Use the Accelerated function in Software
In part 1, we made the hardware accelerated function
example(stream &in, stream &out).
In part 2, we created a Vivado hardware design with the accelerator IP included. This makes the function available for your programs.
On this part, that accelerated function is used in a python program.
Refresher 1: What does the function do?
The example function accepts a stream of integers, adds the constant 5 to each value in that stream, and outputs the result. This was the accelerated IP made in Vitis HLS in training 1.
tmp.data = tmp.data.to_int() + 5;
Refresher 2: What does the resulting hardware design look like?

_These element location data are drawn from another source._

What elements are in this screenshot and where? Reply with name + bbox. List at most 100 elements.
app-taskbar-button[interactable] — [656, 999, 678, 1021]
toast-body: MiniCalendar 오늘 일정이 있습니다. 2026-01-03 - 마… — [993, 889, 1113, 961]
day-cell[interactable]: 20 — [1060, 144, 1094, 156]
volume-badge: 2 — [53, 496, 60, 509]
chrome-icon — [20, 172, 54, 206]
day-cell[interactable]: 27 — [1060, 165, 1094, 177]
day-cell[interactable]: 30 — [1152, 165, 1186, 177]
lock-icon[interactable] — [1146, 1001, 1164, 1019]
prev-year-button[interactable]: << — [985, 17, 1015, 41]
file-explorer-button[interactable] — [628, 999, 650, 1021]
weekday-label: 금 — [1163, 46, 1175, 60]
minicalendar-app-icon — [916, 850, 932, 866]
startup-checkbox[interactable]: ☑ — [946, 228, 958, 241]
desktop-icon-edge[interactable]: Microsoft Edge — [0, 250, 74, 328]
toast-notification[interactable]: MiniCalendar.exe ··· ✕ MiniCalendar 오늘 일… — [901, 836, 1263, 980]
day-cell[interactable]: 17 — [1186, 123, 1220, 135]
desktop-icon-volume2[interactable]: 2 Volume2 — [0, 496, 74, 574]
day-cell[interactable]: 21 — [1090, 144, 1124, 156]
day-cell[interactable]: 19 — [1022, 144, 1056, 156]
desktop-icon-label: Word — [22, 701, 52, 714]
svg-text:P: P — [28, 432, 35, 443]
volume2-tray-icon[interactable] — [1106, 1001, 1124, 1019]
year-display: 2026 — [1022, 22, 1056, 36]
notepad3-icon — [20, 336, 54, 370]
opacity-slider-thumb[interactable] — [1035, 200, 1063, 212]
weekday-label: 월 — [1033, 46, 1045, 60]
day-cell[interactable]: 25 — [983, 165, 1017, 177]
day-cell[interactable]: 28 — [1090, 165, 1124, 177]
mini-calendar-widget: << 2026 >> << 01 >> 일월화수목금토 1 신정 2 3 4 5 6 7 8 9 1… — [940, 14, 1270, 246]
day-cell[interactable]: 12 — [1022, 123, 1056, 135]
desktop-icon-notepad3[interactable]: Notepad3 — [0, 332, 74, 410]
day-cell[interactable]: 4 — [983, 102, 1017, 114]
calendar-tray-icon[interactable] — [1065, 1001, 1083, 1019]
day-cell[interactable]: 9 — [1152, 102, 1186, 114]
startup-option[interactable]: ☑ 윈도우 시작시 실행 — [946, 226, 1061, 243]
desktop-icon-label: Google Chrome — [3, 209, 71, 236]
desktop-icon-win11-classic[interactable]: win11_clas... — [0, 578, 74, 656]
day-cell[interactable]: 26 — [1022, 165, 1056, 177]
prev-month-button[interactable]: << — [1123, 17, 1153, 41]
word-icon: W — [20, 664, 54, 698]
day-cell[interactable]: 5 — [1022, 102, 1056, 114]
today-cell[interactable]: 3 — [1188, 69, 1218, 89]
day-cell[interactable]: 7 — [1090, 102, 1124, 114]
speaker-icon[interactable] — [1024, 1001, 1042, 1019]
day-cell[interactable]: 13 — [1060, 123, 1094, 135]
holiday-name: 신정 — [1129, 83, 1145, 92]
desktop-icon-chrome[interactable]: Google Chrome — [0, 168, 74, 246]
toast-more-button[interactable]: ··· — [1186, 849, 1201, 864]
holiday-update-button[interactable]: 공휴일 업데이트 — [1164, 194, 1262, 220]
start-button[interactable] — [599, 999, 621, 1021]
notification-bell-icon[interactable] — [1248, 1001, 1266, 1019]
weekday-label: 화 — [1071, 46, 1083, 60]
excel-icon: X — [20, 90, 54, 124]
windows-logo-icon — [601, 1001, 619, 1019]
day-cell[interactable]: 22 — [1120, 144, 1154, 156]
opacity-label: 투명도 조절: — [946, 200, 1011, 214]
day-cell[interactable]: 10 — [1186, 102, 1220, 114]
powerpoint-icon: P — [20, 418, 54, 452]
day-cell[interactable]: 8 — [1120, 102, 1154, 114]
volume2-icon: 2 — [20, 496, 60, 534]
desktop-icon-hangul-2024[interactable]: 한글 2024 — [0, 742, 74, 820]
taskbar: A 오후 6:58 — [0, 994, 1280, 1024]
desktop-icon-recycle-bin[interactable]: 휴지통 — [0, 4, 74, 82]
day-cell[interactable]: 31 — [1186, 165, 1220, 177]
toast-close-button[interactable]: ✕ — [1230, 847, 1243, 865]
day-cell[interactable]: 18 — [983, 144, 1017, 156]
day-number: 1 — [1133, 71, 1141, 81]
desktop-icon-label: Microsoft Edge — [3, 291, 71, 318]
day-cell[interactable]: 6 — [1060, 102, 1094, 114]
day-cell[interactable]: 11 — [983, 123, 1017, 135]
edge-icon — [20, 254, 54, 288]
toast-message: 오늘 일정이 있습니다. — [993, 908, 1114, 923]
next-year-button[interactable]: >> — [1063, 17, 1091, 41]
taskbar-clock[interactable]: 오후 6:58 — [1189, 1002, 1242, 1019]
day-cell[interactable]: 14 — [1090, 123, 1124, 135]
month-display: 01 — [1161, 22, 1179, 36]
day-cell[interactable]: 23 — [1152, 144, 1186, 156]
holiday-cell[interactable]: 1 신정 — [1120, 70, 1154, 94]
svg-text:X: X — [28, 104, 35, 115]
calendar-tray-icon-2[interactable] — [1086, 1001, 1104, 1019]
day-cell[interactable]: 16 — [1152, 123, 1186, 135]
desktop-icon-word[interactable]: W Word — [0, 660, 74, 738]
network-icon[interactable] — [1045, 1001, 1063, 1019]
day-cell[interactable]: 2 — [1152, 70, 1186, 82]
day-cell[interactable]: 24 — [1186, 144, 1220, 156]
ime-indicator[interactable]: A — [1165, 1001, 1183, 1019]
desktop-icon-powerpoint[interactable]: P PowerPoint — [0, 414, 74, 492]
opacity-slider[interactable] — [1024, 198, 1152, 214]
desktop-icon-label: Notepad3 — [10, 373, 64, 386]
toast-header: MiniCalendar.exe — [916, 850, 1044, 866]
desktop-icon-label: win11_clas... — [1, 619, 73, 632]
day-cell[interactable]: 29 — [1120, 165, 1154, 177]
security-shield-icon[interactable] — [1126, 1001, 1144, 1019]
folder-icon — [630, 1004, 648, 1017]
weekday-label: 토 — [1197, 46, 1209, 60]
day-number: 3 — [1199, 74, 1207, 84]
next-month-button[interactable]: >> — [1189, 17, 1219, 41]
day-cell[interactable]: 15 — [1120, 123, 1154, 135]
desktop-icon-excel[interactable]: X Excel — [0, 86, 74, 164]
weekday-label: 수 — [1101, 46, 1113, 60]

In training 2, the FPGA design was created to allow DMA data exchange between the function and the ARM part of the Zynq
Next step: Load and activate the accelerated design into the FPGA
For the Zynq, the result looks identical than other FPGA designs. It's a set of IPs that are synthesized, Implemented and written to a bitfile.
We're using a PYNQ board, and the way to load the design into the hardware is by using the overlay functions.
For convenience, an alias is created for the DMA parts and the accelerated IP. These are the parts that we'll interact with from the Python code.
Then, the accelerated IP is enabled.
Run the Accelerated Function
Like any function you use, you need to declare the variables that hold input and result.
We're using a buffer of 100 unsigned integers here, for both input and output.
Initialise the input buffer with test values
We'll send 100 different values to the function, as test. Each position in the buffer has the value of its index. E.g.: element 14 in the buffer will have a value of 14.
We send the data to the IP by enabling the input DMA. The results are retrieved by enabling the output DMA.
That's it. We've now executed the hardware accelerated function one time. It returned the 100 processed elements. We're showing the first 10 for evaluation.
The example functionality (add 5 to a number) is intentionally kept simple. It allows to focus on the techniques.
Actual speed gain is possible for complex transformations, such as image processing.
Resizing an image from 3840x2160 to 1920x1080 using the OpenCV
resize() function implemented in FPGA on my Zynq runs 4 times faster (250 ms) than the same OpenCV
resize() function running as software on the ARM (1 second).
What I learned by doing this tutorial, is that the whole cycle has become more stable and integrated.
Vitis HLS and Vivado, version 2020.2, work well together. And PYNQ's examples with DMA now work reliably.